I tensed. I practically saw the cogs turning in the guy's head, and I could sense he was trying to back me into a corner about what had happened last night. I tried to shrug it off.
"Absolutely fucking fine, boss. It was only a scratch."
Tseng's eyes narrowed just slightly. I decided to look incredibly interested in the smog-covered cityscape out the window, that I'd seen thousands of damn times before.
"Reno."
Ugh. That was his warning tone. Why did the bastard have to be so perceptive. You have any idea how annoying it is when your boss (and your lover) has a fucking built-in lie detector?
"Look, the fatass seemed pretty serious down there. Let's just concentrate on the job, huh?"
Okay, now he was really suspicious. And I felt like I was gonna vomit at the words that had just come outta my mouth. Nonetheless, Tseng turned back to staring at the wall like a statue, probably thinking about what torture to put me through until I blabbed.
After what felt like a decade, the lift shuddered to a halt on the top floor and we stepped out.
It was chaos.
SOLDIER were everywhere. And I ain't talking about the entitled pretty-boy wannabes here, I'm talking about First Class, with muscles bigger than their damn heads, bulging in their tanktops like some of the chicks I'd picked up in my most drunken nights out. Heidigger was on the phone, standing in the middle of the red carpet that ran up the staircases, screaming obsenities at some poor bastard on the other end. Scarlet, Palmer, Hojo, and some of the other kiss-ass executives were just milling round the chaos looking lost, but there was something - someone missing.
I took a nervous side glance at that door - the door I fucking shuddered to walk past, and my eyes widened.
"Boss..."
"I see it." Tseng muttered, frowning at the door.
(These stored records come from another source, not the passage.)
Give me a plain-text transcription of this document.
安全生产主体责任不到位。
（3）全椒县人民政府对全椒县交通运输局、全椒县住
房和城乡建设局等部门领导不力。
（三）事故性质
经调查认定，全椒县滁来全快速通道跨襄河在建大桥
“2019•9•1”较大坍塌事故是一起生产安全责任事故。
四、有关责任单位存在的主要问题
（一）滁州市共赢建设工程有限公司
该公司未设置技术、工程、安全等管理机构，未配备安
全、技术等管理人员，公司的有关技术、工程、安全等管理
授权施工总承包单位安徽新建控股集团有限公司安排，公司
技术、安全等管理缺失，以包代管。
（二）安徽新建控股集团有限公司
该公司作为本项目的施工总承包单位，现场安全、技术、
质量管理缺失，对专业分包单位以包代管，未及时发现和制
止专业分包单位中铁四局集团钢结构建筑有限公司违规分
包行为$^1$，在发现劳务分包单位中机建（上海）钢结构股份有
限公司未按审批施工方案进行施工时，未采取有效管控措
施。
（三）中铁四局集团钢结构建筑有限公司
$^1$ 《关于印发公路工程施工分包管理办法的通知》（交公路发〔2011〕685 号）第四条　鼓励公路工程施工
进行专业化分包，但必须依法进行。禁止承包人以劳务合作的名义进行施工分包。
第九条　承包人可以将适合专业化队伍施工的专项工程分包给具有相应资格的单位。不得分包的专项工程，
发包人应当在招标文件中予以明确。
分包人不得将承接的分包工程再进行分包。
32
Rufus' door was shattered. The lock looked like someone had vented all their anger on it kung-fu style. It was hanging off it's hinges, swinging loosely, and what was inside was even worse. The desk was cleared - computer on it's side on the floor, papers strewn across the plush carpet. The window looked like it had a couple of head-shaped cracks spider-webbing across it, and the chair looked like it had been ripped to shreds by someone with serious anger issues. Rufus was nowhere to be seen.
"Make sure it gets done NOW." Heidigger bellowed down the phone, then snapped it shut, cursing to himself. He turned to the guy I could only guess was head of Soldier and nodded. "The president is three minutes out. Get to the helipad and meet him." The SOLDIERS nodded and ran up the sweeping staircase, leaving just us and a few bewildered executives in the hallway.
"Sir, can you fill us in?" Tseng said calmly, but his face looked just a little paler than usual. My stomach was churning, my throat had gone dry, and my head was banging even more than before. I knew, even before Heidigger opened his fat, bushy mouth, exactly what he was gonna say, but hearing it out loud still sent me to a whole new level of hell.
"Boys, I'm putting all Turk resources on this. No other missions. The Vice President has been kidnapped."